NASA ve Pennsylvania State Üniversitesi gökbilimcileri, iki yakın büyük gökada, Büyük ve Küçük Macellan Bulutları’nın şimdiye kadar elde edilmiş en ayrıntılı morötesi verilerini elde etmek için Swift Teleskopu’ndan yararlandılar.
NASA’nın Goddard Uzay Uçuş Merkezi’nden Stefan Immler: “Çalışma sonucunda morötesi dalga boyunda aldığımız binlerce görüntüyü birleştirerek Macellan Bulutlarının en yüksek çözünürlükteki görüntüsünü elde ettik” diyor.
Immler ve ekibi Büyük Macellan Bulutu (BMB)’nun 160 mega piksel ve Küçük Macellan Bulutu (KMB)’nun 57 mega piksellik görüntülerini elde etti.
Yeni görüntüler BMB’ye ait yaklaşık 1 milyon ve KMB’ye ait 250 bin morötesi kaynağı ortaya koymaktadır. Görüntüler genelde Dünya atmosferi tarafından geçirilmeyen 1600 ile 3300 angström dalga boyu aralığındadır.
Swift Aracı Operasyon Merkezi’nden Michael Siegel: “Elimizde bu gökadalara ilişkin az sayıda morötesi verisi bulunuyordu.
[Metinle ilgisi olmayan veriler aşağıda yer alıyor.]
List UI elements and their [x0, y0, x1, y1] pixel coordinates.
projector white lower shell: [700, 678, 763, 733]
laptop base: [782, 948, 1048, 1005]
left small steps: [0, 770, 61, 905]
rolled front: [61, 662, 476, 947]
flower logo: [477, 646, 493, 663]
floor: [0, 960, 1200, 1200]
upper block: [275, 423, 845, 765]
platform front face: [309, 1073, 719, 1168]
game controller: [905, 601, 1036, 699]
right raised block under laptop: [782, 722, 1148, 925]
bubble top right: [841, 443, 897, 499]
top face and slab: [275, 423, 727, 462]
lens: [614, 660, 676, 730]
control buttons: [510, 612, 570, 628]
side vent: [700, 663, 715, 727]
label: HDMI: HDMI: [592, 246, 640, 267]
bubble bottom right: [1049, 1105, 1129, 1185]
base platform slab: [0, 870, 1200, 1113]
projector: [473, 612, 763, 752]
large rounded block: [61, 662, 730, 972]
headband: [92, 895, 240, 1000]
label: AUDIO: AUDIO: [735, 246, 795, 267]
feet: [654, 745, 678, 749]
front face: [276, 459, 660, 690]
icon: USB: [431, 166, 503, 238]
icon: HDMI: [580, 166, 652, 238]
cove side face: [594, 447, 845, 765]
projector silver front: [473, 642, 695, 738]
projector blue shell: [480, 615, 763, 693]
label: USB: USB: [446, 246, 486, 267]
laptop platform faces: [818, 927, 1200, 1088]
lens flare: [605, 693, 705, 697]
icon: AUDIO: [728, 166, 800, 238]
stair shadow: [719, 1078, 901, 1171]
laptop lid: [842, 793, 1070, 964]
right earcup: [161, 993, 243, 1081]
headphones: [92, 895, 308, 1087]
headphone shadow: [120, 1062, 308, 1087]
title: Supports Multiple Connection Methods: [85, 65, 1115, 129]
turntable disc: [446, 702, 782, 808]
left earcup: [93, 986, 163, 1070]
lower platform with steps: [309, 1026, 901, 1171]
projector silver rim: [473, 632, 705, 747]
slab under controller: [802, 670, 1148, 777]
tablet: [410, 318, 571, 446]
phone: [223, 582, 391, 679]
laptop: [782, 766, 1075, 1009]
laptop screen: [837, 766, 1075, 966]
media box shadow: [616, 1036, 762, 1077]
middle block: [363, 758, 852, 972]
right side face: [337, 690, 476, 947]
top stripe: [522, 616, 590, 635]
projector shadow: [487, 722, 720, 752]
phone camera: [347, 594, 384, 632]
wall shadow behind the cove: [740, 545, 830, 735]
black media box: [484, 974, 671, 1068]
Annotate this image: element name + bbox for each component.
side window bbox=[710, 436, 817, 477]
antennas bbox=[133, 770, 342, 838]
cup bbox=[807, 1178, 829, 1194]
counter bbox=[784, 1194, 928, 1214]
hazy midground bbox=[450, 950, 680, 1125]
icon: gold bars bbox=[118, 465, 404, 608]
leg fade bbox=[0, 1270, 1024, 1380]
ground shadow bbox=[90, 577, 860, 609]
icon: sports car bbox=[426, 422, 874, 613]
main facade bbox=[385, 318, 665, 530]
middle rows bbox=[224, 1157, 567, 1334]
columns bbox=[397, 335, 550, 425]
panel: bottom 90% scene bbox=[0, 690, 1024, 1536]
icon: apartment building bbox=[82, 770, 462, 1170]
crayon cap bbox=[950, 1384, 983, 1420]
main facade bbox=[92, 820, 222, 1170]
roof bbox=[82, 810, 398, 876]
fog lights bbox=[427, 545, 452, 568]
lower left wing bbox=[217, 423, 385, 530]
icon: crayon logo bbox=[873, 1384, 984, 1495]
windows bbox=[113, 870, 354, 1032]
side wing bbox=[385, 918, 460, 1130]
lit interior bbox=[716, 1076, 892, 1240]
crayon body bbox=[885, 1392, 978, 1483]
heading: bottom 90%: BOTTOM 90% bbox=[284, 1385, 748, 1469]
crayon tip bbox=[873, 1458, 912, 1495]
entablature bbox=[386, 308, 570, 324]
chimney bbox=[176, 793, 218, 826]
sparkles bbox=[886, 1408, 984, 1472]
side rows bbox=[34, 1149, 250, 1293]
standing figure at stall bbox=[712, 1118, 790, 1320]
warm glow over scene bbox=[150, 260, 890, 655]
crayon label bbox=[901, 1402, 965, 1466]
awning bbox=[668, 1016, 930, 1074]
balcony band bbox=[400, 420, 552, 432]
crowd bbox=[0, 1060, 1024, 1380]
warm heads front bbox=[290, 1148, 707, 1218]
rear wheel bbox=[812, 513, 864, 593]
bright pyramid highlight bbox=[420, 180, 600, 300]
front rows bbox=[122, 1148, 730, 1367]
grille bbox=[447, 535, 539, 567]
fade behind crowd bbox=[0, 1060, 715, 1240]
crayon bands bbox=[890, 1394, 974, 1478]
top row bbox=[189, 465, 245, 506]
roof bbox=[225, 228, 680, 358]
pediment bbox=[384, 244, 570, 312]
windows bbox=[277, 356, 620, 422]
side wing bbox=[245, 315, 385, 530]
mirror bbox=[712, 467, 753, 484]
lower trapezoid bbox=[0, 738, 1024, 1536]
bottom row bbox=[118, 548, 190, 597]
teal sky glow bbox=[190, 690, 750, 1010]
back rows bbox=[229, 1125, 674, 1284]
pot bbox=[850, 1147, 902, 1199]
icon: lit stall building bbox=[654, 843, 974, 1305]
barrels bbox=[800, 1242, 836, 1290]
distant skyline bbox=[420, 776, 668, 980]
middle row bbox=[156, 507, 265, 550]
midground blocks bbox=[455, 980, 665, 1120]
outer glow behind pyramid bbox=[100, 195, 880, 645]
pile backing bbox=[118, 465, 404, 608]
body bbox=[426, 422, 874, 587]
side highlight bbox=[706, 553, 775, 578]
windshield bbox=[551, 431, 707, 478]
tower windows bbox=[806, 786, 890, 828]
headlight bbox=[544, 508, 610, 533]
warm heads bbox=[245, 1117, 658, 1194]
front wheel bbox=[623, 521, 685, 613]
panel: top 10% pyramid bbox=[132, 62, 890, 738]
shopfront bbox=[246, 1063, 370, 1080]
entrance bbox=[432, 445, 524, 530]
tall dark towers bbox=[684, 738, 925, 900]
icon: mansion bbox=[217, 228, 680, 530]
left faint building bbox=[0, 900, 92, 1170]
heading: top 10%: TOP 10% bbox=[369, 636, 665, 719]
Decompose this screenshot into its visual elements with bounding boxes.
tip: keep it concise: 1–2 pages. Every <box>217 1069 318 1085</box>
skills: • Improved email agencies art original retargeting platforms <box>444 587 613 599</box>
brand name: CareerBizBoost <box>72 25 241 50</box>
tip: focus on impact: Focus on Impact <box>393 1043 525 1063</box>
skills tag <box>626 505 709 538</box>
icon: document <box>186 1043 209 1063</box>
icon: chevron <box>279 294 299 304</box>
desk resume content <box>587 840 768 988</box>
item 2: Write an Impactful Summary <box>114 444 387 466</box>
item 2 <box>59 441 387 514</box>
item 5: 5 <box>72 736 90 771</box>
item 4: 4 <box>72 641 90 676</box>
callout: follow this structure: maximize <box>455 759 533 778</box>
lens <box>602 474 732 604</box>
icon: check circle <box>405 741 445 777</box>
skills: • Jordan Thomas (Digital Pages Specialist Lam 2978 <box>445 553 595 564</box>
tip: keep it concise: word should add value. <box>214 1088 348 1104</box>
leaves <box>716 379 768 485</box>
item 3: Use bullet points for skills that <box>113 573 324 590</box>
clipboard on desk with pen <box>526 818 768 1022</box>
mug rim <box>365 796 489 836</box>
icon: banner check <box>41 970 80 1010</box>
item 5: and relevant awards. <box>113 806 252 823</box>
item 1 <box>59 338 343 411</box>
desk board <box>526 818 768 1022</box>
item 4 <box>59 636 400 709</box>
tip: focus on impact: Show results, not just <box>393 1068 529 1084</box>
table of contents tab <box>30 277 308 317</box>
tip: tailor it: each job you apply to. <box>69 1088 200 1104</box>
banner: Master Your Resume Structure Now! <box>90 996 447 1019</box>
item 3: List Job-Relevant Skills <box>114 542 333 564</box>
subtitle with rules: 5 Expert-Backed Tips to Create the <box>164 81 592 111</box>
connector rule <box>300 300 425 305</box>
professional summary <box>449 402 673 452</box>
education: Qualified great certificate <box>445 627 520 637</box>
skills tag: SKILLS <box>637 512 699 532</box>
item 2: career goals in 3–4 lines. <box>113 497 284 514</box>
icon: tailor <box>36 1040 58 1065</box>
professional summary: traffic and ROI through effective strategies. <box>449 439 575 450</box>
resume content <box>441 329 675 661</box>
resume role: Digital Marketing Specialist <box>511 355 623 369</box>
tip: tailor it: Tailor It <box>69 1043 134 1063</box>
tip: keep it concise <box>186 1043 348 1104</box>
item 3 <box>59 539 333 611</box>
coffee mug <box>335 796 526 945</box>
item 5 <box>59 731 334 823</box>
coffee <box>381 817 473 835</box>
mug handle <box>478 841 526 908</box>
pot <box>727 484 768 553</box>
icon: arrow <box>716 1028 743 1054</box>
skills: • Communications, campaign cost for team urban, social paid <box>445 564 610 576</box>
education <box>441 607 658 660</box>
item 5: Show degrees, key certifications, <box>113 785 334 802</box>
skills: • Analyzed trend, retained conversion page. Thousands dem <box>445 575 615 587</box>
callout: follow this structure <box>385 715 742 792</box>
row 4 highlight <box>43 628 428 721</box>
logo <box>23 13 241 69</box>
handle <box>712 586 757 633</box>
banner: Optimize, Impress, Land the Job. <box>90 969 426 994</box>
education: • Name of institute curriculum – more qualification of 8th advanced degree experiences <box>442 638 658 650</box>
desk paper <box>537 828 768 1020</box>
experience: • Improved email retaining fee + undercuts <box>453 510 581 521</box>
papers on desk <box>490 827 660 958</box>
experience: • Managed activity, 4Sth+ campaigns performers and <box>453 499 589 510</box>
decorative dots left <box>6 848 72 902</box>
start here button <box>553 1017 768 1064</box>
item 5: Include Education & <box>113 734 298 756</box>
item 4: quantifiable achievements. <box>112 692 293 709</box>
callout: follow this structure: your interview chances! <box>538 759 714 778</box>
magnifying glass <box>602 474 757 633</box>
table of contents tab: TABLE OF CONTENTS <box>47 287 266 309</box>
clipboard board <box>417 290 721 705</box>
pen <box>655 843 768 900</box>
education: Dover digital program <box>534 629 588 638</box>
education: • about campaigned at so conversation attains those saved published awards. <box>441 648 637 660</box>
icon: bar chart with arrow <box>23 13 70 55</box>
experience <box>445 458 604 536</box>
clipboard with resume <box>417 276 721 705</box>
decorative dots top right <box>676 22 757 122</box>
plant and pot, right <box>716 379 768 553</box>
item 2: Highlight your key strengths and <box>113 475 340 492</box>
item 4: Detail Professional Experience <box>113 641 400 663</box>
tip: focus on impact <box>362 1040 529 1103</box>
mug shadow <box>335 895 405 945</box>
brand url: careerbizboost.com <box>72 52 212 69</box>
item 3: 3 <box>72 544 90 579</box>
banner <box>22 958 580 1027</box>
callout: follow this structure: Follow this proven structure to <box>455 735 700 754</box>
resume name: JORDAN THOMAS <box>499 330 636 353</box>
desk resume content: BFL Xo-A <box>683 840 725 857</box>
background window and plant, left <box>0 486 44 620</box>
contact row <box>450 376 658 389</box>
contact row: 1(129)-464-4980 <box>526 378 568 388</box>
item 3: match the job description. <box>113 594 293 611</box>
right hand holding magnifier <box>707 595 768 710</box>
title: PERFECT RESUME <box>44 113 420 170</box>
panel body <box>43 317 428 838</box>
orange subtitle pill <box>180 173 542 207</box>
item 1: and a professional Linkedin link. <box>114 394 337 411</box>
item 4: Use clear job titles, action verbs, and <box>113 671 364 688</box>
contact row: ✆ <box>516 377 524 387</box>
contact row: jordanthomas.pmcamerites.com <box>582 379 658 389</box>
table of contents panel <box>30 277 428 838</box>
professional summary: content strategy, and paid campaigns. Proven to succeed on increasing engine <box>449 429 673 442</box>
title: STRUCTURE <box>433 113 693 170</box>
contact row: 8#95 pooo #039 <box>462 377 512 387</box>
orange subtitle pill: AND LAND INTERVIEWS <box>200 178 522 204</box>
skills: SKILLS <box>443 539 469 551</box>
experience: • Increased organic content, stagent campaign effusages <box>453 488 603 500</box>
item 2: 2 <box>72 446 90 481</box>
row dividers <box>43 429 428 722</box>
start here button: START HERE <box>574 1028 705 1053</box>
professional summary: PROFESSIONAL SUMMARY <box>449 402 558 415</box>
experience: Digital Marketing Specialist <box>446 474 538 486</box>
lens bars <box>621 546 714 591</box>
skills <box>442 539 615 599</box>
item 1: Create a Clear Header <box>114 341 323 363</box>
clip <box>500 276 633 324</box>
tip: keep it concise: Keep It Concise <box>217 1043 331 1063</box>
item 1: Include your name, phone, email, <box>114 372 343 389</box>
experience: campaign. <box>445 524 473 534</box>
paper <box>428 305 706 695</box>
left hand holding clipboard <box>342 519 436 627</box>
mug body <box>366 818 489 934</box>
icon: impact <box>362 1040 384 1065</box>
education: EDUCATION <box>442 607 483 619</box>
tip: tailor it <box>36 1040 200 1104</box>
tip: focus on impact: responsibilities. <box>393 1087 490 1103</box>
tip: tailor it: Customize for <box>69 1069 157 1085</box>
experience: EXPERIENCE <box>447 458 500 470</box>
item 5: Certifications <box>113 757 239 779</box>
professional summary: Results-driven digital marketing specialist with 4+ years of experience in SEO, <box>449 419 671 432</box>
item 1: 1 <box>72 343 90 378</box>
Hiçbiri bu kadar geniş alanları yüksek çözünürlükte göstermiyordu ve bu önemli bir eksiklikti” diyor.
BMB ve KMB sırasıyla 163 bin ile 200 bin ışık yılı uzaklıkta yer alan, Samanyolu’nun iki uydu gökadasıdır. BMB, Samanyolu’nun onda biri büyüklükte olup gökadamızın kütlesinin sadece yüzde biri kütlesindedir. KMB ise BMB’nin yarısı büyüklüğünde ve üçte ikisi kütlesindedir.
Bu denli küçük olmalarına karşılık gökyüzünde hatırı sayılır derece yer kaplamalarının nedeni bize olan yakınlıklarıdır. Her iki gökadaya ait görüntüler mor ötesinin 1928 angström, 2246 angström ve 2600 angström dalga boylarında alınan binlerce görüntünün karışımıdır.
Morötesi görüntüler gökbilimcilere normal yıldızlardan gelen ışığı karartarak sıcak yıldızları ve yıldız-oluşum bölgelerini gösterir. Swift ve Hubble Uzay Teleskopu birlikteliği daha derin, geniş ve çok daha dar alanların görüntülenmesini sağlar.
Büyük ve Küçük Macellan Bulutları Güney Yarıküre’de gece soluk bir şekilde parlarlar. Gökadalar 1519 yılında dünya çapında yelken açan Portekizli kâşif Ferdinand Magellan tarafından keşfedilmiş ve bundan dolayı onun adını almışlardır. O ve ekibi bu cisimleri gören ilk Avrupalılardır.